According to a report in the Philadelphia Inquirer, new public documents have shown why the company has such a reputation, as they suggest it made an $11 billion bid for ITC Holdings, an electric-power company based in Michigan.
“We won’t comment on any potential acquisition,” Aqua America spokeswoman Donna Alston told the Inquirer’s Joseph N. DiStefano.
According to DiStefano, “new CEO Christopher Franklin told investors earlier this year that Aqua is still looking to buy municipal water utilities, adding that the company is also open to ‘Strategic M&A’ and ‘Opportunistic Growth,’ and to ‘market-based’ businesses that would help Aqua profitably invest capital and apply its regulatory and operating expertise beyond water supply.”
In the meantime, ITC has agreed to be acquired by Canada-based Fortis Inc. for $11.3 billion, or $44.90 a share. However, according to Fortis’s F-4 merger statement, “on January 16, 2016, a director of ITC affiliated with Party G, a U.S. publicly-traded company, informed (ITC) that Party G might be interested in exploring a potential merger of Party G and ITC” at a price of around $45 a share.
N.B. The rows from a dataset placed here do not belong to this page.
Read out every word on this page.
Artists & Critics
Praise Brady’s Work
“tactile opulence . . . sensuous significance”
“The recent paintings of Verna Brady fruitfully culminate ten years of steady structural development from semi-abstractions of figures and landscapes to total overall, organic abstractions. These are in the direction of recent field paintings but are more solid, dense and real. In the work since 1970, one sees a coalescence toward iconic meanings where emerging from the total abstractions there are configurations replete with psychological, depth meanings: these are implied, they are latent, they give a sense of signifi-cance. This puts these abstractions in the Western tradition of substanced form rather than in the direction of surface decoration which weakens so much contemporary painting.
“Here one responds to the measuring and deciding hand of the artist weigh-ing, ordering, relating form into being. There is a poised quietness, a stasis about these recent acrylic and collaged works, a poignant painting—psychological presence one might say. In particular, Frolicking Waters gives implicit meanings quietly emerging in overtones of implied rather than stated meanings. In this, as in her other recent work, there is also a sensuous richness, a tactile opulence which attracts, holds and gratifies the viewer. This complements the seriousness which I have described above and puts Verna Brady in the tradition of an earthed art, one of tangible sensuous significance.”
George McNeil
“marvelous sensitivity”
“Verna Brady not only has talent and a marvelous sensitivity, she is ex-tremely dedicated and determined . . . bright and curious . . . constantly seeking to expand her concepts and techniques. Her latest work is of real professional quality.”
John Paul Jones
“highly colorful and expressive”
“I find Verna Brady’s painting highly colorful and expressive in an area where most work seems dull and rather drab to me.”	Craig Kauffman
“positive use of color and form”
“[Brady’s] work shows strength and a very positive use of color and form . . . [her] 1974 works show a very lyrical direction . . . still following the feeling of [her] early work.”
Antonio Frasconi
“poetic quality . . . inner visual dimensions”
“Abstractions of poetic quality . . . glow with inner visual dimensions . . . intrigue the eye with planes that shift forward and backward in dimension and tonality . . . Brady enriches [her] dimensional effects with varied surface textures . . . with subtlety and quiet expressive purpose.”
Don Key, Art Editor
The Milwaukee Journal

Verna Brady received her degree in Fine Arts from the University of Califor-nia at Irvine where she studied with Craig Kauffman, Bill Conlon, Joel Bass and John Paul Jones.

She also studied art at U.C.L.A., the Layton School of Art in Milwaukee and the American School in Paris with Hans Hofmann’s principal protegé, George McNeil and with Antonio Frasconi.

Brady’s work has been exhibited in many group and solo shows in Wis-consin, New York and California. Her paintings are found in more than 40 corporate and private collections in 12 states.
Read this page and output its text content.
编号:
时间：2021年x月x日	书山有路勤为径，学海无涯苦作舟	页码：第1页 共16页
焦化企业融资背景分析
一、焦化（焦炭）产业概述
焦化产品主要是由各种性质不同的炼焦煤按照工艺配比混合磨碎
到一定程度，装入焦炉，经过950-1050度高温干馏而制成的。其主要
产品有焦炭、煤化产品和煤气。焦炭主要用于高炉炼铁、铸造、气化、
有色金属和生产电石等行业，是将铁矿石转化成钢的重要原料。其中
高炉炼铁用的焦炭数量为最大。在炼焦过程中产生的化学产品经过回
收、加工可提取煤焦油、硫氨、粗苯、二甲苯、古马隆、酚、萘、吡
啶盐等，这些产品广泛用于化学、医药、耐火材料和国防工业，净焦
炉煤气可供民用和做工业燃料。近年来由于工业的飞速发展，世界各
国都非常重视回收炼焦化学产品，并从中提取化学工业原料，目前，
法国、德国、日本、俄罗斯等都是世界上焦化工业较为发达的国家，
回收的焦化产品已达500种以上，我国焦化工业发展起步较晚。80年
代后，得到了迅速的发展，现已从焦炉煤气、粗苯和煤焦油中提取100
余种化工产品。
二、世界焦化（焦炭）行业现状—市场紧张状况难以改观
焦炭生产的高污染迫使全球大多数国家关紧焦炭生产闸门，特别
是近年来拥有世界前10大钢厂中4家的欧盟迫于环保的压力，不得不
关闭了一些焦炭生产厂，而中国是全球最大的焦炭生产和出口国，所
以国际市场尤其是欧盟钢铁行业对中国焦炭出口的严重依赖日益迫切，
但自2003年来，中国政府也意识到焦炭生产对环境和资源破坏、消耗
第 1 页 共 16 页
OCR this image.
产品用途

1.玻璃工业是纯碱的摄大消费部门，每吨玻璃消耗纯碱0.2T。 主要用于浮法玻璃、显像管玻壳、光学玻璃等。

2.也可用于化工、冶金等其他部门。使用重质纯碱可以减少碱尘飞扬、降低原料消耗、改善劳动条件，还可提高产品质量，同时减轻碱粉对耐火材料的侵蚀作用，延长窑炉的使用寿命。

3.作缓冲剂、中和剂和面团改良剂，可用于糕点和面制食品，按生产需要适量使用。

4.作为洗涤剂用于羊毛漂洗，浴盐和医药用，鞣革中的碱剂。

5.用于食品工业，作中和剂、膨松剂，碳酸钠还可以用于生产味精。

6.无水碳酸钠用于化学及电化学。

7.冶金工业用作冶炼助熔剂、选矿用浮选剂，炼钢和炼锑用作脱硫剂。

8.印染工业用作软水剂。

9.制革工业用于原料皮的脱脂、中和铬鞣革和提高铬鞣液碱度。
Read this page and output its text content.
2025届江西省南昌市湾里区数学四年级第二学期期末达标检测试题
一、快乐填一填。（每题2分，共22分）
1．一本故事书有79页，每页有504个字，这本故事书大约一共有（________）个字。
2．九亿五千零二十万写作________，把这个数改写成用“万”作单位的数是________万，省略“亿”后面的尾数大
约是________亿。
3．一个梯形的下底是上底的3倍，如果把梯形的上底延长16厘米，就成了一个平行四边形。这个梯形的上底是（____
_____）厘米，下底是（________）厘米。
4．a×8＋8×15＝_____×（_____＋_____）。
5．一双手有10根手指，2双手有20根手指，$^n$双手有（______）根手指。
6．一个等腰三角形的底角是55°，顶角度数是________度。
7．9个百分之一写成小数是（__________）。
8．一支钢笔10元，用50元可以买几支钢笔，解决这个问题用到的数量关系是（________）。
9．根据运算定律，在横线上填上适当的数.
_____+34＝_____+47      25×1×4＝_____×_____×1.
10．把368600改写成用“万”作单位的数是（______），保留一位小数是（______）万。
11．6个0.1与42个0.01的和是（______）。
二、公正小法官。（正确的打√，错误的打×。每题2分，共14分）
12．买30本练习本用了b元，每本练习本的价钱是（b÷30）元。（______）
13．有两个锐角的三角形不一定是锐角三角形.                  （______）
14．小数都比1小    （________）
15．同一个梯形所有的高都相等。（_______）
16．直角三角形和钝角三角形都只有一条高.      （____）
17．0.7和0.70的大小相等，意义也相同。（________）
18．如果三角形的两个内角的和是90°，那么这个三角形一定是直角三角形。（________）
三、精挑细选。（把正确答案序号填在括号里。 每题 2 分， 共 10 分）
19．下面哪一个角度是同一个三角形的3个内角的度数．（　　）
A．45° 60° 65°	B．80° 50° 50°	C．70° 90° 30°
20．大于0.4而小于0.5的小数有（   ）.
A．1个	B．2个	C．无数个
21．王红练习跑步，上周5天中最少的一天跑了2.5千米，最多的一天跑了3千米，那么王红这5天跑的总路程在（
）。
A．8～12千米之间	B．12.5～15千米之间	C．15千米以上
The only two directors of ITC currently “affiliated” with public companies, according to ITC’s list, are Franklin, and Lee Stewart, who also serves on the board of AEP Inc. DiStefano wrote that “an ITC deal would be a big step for Aqua, whose stock market value is around $6.4 billion, less than the offer value. As a water utility, Aqua trades at a fat premium to ITC’s recent share price, giving it more muscle to buy with.”
Steven Fleischman, an analyst at Wolfe Research in New York, identified Aqua and Warren Buffett’s Berkshire Hathaway as companies that had tried to buy ITC before Fortis sealed the deal.